Criminology has not systematically identified the cause or causes of perhaps the most seminal event in crime and justice of the last half century: the crime decline of the 1990s. This paper uses a causes-of-effects analysis to infer the mechanisms of the crime decline.  This is not a purely academic exercise — there has been a large increase in violence, particularly gun violence at the beginning of the 2020s.  Identifying the mechanisms of the last crime decline can inform the development of contemporary strategies.  Here, two classes of crime decline causes are proposed: mechanisms that are endogenous to the criminal law system and mechanisms that are exogenous to it.  The latter class includes impacts of changes in macroeconomics, consumer behavior, and public interest policy where positive externalities that arose from those factors contributed to the crime decline.  A descriptive effect of causes analysis suggests that these exogenous mechanisms contributed disproportionately to the crime decline as compared to endogenous mechanisms. Further, consumer behavior and public interest externalities are well aligned with potential policy levers and particularly salient to current and future efforts to reduce crime and violence prospectively.  The analysis suggests that efforts to improve public safety require policies that fall outside of traditional criminal justice approaches.

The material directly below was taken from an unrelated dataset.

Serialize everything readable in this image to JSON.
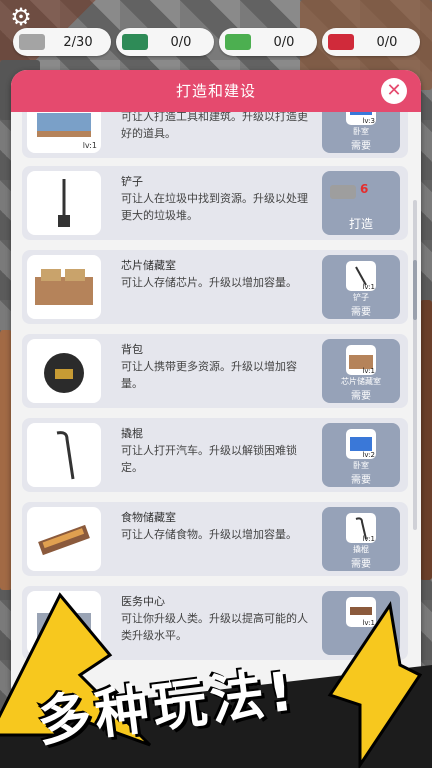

January 25, 2023 at 10:04 AM | Permalink

Comments

Hmmm. An understanding across all parties that crime was out of control, increased gun ownership by the law-abiding and the brutal logic of incarceration. Not. That. Hard.

Posted by: federalist | Jan 25, 2023 12:13:02 PM

More academic jargon to obscure the truth, which is well known. Two important sources of the crime decline were the aging of the Baby Boom population bulge, and the massive increase in private surveillance and security. Public policy did not much affect these things one way or the other.

The other important sources were public policy choices the pro-criminal crowd hates (and therefore falsely denies): More police, more pro-active and computer-assisted policing, and more prosecutions and greater use of incarceration.

Possibly there were other things in play as well, but those were the biggies. Everyone in the field knows it and has known it for years.

Posted by: Bill Otis | Jan 25, 2023 1:36:39 PM

You don’t need even a high school diploma to figure out what this maroon failed to figure out.